Miljanic also believes that students should all be tested before the decision to go into a two-week quarantine is finalized, as she thinks the lack of social interaction that comes with isolation would be damaging to students mentally. 

“Personally, I need to be around people,” Miljanic said. “Locking me in my room without social interactions will be detrimental to my mental health.”

Although Miljanic believes that a two-week quarantine would be harmful to the mental health of students, she does not think the university should send students home, as it would risk infecting parents and families. 

Dodman said that she is a physically active person and the possibility of going into a two-week quarantine frightens her. 

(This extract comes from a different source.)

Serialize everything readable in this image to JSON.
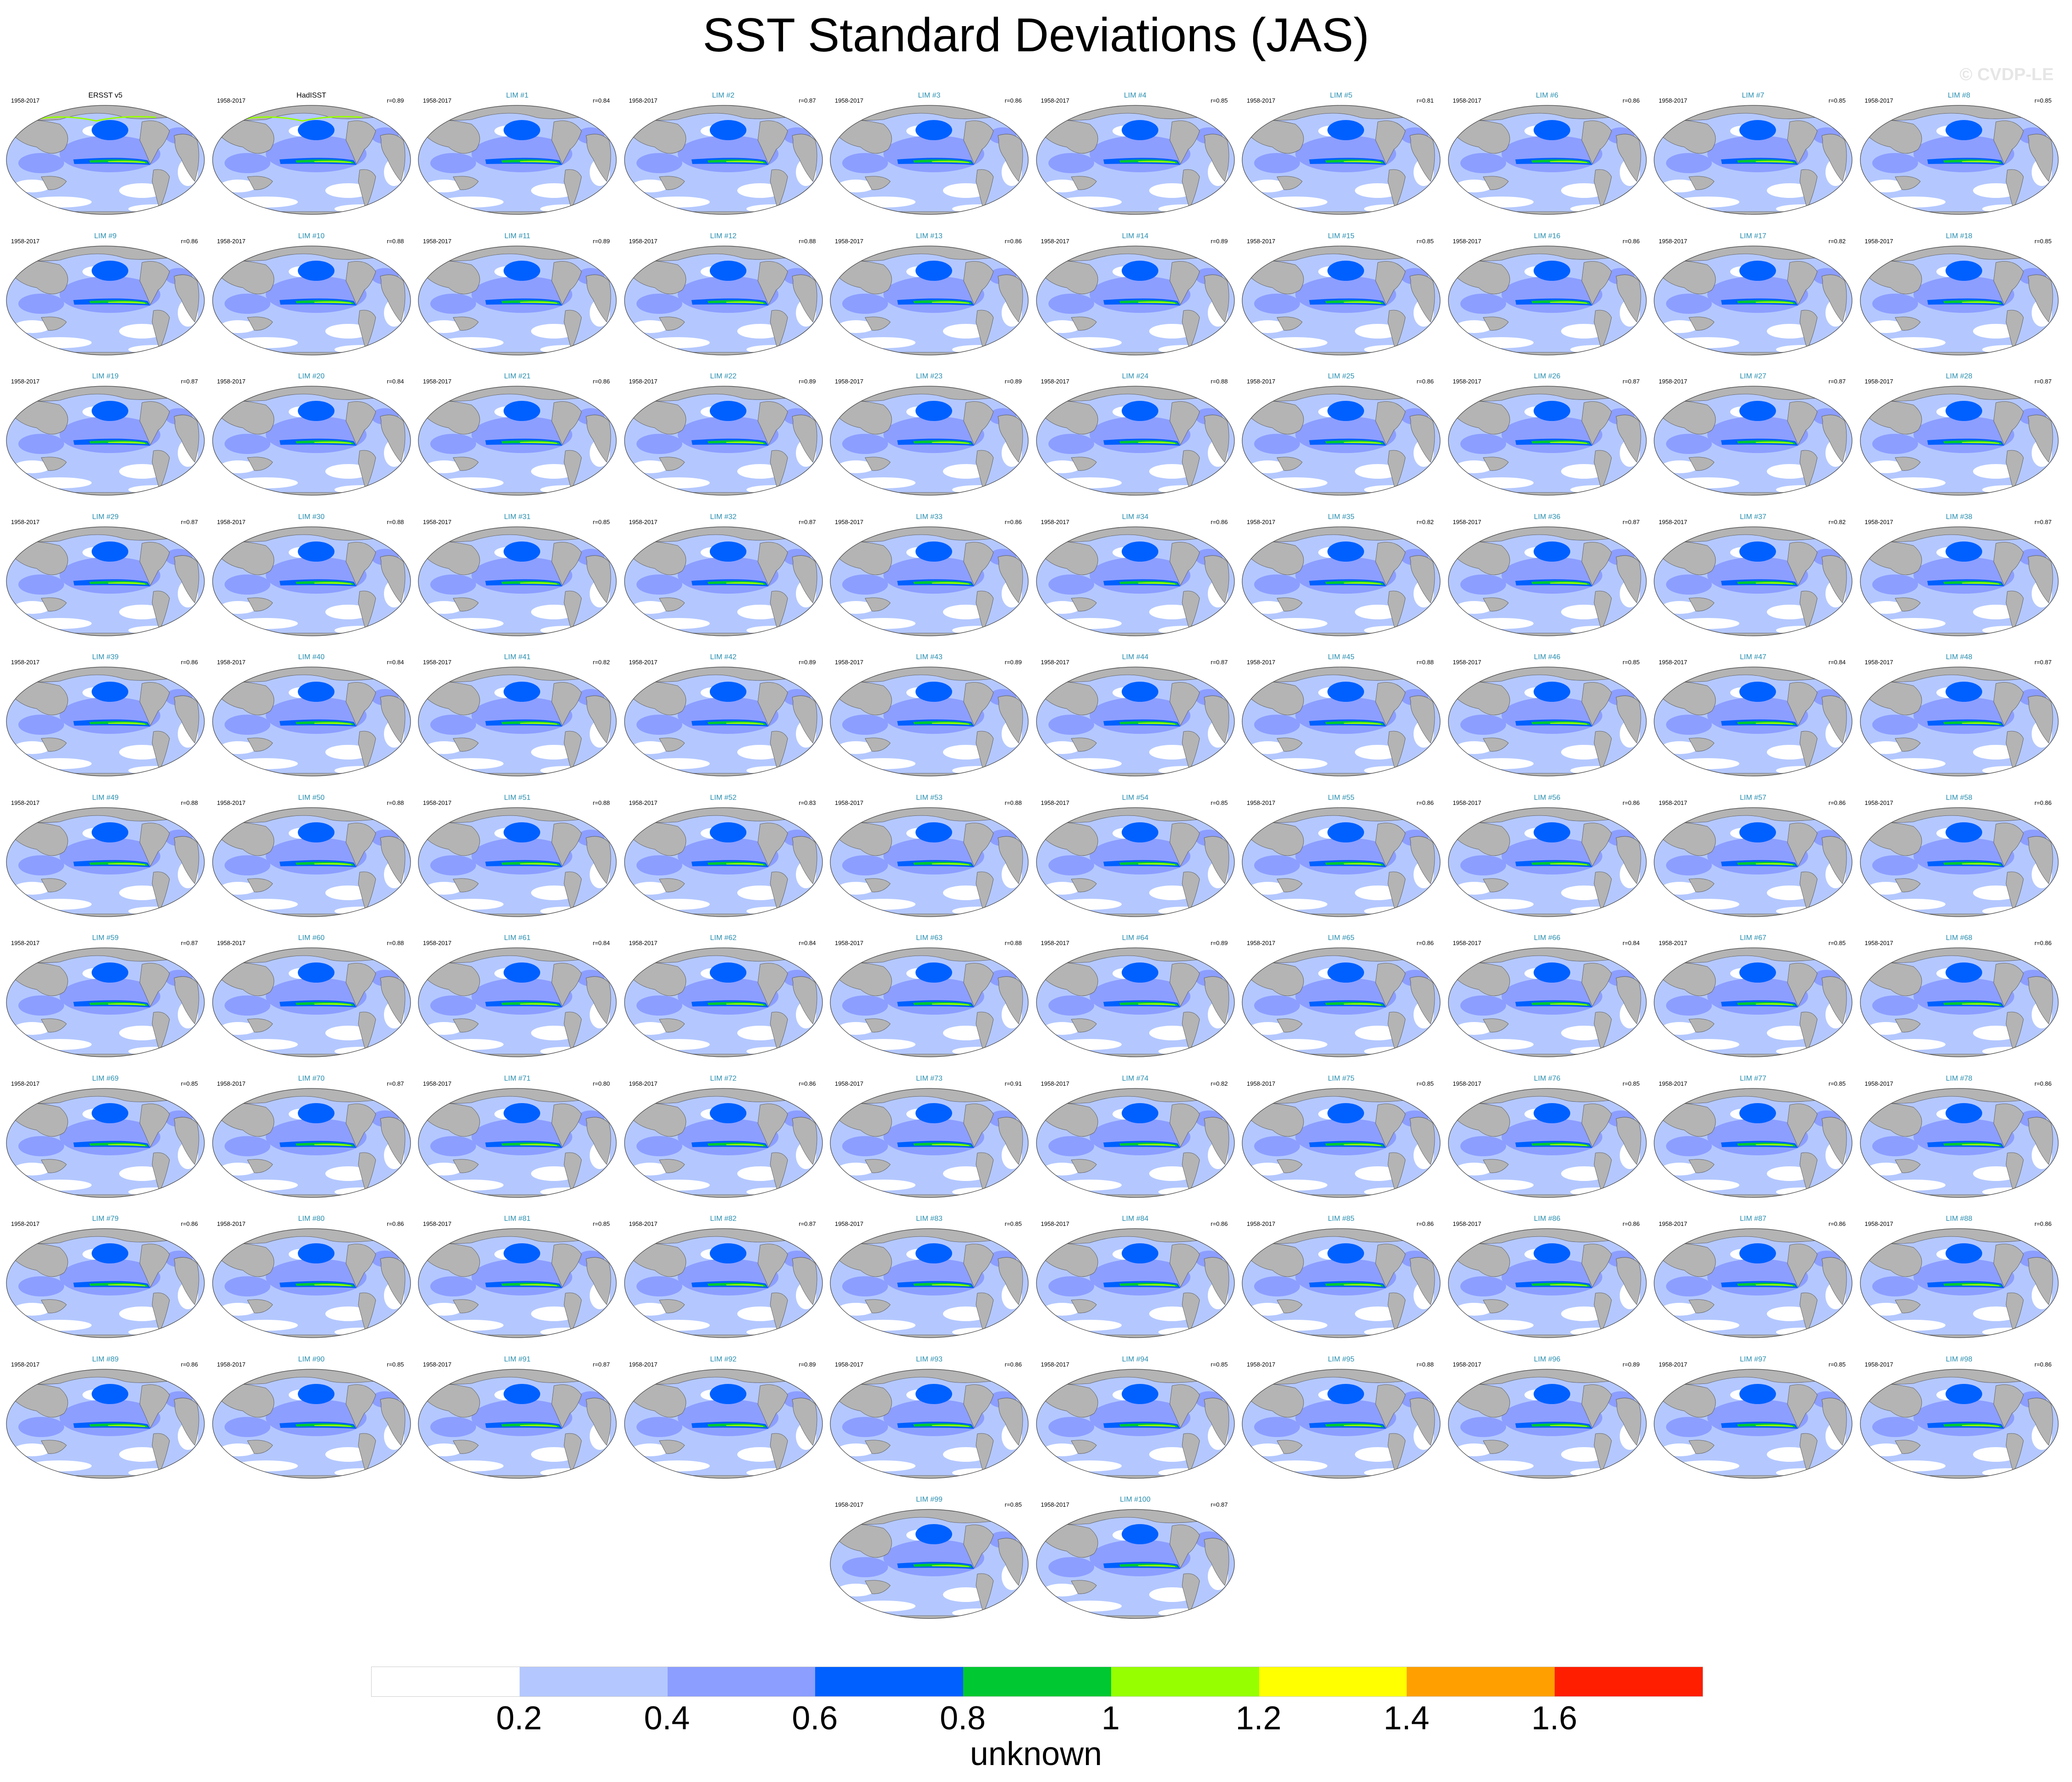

“If we have to stay in the same place for two weeks, it would be hard for me to be cooped up for so long,” Dodman said. “I love interacting with other people, and it is something that makes me happy. I’m concerned that I won’t have enough social interaction with others and it will change my mood.”

Dodman said she is also worried that a possible lockdown would have a negative effect on her grades. 

“I enjoy learning in person rather than online because it can be harder to focus and do well,” Dodman said. “If we go into a two-week quarantine, my classes would have to transition to online and that may prove to be difficult for me.” 

Miljanic feels that the possibility of Elon shifting to Level 4 would have a negative impact on students’ mental health as well as their overall academic success. 

“I do not think locking us in our own bedrooms is a great idea,” Miljanic said. “I think the university needs to take better steps to keep us safe before they imprison us in our dorms.”